We live in the year 2017 ACE, almost one hundred and forty years after the invention of the electric light bulb. Today our world and livelihoods depend on technology and the seemingly low hanging fruit that it provides us. Through science and innovation, trial and error we have made incredible advancements for mankind. Now we live in a world where our gadgets have the power and capacity to ruin us. In this essay, I will explain three main principles of how gadgets are changing our life for the worse.
One of the biggest problems the world faces today in both developed and developing countries, except for only a few countries is that of high unemployment rates and unstable economic providence. This problem is growing and in many countries crippling the infrastructure and potential of the country. Men and Women, young and old, skilled and unskilled have to deal with this issue. No one is immune or exempt of this highly demanding and competitive element of life. Countries like South Africa and Greece are experiencing rates of above 25% unemployment as of 2016.
Our technological advancements and gadgets have done little, but worsen this issue in many countries. Industrialization in the early eighteen hundreds began the process, and today we live in a world where automation and artificial inelegances from smart phones to highly complex robotics dominate the supply of needs. In the near future will we be able to consider an end of laborers, factory workers, or manufacturers, no more repeating service providers, and fortunately for the money makers – no more salary negotiations. People are being made redundant and replaceable on almost a daily basis as the rate of technological improvement doubles in power and halves in size approximately every twenty four months according to Moores law.
Another problem we are facing is that of education and its faltering impact on youth and young students. Recent studies show growing trends of illiteracy and poor basic numerical skills. The problem is most prominent in countries considered to be developed by global standards.

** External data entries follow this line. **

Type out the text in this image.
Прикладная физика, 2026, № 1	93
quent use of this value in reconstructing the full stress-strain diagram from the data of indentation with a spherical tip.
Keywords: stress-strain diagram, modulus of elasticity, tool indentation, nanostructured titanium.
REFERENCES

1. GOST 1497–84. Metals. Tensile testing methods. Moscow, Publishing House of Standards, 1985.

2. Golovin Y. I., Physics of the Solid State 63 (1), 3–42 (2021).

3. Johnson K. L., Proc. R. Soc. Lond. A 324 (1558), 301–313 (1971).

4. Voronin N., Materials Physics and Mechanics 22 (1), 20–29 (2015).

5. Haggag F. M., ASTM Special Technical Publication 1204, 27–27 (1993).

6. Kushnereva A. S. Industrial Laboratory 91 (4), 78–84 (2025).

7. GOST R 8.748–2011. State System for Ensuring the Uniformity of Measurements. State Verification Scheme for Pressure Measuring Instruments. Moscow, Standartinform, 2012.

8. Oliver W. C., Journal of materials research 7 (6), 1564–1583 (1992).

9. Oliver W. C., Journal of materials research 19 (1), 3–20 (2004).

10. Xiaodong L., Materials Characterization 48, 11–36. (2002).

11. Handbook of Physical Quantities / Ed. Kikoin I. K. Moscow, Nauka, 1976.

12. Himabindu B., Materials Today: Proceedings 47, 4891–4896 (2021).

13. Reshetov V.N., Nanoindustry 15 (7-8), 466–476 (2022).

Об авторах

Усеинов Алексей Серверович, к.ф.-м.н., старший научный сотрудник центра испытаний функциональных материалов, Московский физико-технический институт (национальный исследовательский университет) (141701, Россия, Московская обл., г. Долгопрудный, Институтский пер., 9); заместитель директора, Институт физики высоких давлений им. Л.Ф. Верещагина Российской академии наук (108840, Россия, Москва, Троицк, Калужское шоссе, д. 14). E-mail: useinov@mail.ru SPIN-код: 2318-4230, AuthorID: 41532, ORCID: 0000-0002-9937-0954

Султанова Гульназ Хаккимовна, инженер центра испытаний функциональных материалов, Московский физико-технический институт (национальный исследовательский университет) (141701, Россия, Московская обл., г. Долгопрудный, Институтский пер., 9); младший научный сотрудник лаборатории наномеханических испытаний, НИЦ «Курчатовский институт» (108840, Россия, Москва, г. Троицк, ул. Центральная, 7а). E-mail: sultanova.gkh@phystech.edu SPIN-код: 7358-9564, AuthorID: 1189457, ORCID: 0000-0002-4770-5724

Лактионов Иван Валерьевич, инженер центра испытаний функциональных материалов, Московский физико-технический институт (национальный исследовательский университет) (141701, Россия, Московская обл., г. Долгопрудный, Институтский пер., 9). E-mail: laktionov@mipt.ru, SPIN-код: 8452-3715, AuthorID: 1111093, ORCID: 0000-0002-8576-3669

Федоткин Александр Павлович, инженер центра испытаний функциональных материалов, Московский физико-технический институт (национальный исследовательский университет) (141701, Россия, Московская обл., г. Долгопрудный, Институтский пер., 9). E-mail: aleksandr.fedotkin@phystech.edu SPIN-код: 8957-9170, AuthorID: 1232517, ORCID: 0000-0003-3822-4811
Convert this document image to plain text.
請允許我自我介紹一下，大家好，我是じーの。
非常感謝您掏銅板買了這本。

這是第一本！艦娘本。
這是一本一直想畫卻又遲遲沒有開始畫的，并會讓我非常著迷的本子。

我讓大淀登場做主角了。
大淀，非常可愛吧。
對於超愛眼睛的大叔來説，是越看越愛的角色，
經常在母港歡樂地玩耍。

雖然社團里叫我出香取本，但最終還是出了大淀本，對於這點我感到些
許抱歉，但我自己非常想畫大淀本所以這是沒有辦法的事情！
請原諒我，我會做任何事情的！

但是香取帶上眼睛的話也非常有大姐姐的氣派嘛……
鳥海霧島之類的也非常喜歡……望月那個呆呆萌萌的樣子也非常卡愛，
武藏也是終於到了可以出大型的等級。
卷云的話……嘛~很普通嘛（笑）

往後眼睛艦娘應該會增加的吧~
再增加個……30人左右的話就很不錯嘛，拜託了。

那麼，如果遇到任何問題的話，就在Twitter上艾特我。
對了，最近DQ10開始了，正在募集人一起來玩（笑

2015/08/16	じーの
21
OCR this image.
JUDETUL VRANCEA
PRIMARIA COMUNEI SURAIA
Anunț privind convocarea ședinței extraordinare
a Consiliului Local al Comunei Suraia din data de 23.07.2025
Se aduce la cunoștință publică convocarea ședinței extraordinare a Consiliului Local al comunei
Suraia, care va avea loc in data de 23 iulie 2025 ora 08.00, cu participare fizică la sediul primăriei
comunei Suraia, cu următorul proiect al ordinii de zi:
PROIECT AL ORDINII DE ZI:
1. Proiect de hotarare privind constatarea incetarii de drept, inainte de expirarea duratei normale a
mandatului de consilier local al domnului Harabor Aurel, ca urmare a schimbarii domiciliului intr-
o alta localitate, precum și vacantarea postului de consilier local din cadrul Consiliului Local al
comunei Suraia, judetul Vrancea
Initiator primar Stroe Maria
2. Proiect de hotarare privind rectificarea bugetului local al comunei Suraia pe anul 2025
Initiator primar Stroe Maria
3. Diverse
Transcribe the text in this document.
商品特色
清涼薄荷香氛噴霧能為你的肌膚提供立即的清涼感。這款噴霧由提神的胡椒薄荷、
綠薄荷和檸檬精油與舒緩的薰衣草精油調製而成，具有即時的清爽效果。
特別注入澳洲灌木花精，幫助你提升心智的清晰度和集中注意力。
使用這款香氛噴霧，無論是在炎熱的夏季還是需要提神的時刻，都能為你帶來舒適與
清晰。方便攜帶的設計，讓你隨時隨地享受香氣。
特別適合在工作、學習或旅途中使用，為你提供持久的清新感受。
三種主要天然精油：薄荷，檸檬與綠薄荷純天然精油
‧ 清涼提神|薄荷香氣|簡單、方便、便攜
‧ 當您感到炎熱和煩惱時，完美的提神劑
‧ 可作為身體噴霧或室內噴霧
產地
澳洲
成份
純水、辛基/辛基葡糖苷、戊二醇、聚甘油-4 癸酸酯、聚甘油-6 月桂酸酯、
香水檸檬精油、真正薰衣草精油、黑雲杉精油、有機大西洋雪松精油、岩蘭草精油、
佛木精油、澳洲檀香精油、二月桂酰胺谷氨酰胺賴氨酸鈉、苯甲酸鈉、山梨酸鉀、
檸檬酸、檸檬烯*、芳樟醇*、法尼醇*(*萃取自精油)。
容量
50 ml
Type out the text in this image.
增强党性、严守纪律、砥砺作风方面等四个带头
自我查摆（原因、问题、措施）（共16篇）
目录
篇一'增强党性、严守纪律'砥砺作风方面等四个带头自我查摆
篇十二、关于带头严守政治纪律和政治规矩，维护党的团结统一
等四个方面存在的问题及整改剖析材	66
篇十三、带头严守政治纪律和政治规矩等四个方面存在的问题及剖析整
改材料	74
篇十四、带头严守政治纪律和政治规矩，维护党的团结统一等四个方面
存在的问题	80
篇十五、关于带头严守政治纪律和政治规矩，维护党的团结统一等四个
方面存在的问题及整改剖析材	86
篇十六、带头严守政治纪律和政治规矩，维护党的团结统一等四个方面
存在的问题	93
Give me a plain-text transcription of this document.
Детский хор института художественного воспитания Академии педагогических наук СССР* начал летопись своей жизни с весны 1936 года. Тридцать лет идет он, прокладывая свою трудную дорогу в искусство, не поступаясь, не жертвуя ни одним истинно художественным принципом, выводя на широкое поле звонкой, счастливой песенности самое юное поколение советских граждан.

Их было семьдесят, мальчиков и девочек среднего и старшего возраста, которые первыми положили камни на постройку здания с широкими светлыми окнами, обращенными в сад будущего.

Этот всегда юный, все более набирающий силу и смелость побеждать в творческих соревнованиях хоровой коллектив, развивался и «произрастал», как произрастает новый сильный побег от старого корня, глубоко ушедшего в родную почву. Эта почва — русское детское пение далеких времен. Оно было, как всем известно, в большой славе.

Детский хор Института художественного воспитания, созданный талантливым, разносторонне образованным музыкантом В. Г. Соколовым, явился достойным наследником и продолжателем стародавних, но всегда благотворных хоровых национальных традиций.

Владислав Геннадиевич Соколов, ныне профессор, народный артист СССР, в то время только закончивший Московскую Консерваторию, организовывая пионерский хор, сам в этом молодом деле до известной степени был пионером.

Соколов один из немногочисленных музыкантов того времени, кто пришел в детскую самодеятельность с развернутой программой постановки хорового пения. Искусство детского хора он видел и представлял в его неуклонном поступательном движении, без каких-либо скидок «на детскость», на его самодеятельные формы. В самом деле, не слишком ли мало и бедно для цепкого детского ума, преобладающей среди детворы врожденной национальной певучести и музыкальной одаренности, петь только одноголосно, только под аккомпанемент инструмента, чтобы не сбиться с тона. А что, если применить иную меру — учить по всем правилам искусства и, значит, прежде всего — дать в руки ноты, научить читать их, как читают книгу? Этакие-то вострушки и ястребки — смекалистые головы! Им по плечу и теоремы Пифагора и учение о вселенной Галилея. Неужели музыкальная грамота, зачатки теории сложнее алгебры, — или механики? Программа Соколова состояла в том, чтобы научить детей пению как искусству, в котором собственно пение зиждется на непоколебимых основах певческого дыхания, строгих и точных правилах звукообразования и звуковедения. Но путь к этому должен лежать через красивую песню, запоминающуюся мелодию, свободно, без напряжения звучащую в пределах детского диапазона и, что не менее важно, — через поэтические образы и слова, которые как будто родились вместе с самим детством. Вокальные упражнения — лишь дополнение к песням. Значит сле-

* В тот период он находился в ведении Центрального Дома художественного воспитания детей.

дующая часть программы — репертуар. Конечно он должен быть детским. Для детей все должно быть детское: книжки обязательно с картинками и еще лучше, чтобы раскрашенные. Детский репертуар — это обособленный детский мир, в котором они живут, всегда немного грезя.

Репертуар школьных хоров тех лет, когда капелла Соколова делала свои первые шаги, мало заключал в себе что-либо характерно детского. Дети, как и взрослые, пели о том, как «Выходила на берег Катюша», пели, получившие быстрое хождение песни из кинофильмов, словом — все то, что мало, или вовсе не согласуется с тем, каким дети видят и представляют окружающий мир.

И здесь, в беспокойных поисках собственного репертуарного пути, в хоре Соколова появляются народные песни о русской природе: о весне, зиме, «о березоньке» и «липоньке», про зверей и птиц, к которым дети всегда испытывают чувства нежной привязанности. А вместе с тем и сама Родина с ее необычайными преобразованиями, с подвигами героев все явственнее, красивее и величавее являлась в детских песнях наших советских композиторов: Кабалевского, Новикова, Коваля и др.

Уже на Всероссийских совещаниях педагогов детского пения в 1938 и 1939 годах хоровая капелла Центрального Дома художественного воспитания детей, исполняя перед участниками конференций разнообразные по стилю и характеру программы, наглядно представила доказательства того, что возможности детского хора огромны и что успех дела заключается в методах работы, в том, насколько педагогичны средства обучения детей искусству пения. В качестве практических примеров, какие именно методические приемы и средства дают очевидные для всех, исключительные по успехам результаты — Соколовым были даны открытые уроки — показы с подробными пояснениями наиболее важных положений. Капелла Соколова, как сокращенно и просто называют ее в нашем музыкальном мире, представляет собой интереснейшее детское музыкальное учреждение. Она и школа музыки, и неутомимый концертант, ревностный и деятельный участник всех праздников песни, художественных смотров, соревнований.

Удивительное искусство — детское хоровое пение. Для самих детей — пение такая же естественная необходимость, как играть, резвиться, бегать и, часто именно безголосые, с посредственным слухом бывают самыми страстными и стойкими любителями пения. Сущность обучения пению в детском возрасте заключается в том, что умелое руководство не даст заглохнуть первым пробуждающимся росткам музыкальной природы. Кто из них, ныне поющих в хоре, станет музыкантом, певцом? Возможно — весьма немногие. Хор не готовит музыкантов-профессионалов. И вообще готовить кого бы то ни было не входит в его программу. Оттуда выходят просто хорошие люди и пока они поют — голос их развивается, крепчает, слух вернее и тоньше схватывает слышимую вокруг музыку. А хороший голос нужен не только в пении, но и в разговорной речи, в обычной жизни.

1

These countries are battling, and as a result, the basic salary of primary and secondary educators is on the rise due to the demand for redress of this issue. A recent report showed that almost 15% of American citizens are considered illiterate. Thus we can see that gadgets aren’t just a singled out issue, but are in fact the cause for the creation of many issues which could have a very negative impact on society.
The rise of personal and portable technology is directly related to the fall of literacy and numeracy rates. Young people have grown incredibly reliant on programs such as calculators and spell checkers. The personal inquisition for knowledge is being replaced daily by the process of “googling it”. The worse effect that unbridled gadget use is having on this generation of students is that of the distraction that it provides. Hundreds of hours are consumed by the time spent on social media websites and browsing the internet for an endless and sleepless amount of content.
The third reason I can provide for how gadgets are changing our lives for the worse is this. We seem to be losing ourselves in the online world. Families and friends are not what they used to be. Parents all too regularly neglect their responsibilities to their loved ones and dependents in exchange for time on social media sites and the like. Youth are consumed by hand held devices and electronics. Even to the extent of recreating themselves and losing their identities. All that seems to matter is the number of likes or notifications they can get a response to their posts. The Keiser report showed that young people between the ages of 8 and 18 could spend anywhere between 7 – 12 hours online each day.
Basic communication and environmental response skills are being forgotten and lost. Office cubicles and online work stations and service providers cause us to be limited in our connections and relationships with others. People are beginning to lose their sense of humanity and be almost entirely absorbed into the world of gadgets. The basic human attributes of patience, kindness, empathy and sympathy are being lost to the demands of an ever increasing market for more-than-human interaction.
To conclude, I say, we need to be mindful of ourselves and our environment. We need to be cautious and not consumed by a desire to create and have the next best thing. We need to be willing to make sacrifices and live for more than just ourselves and our desires. The world has incredible potential, and we could almost entirely miss it if we spent our whole life buried in the screens and displays of our gadgets. Gadgets are changing our world, but we are the ones who decide what changes and how it changes.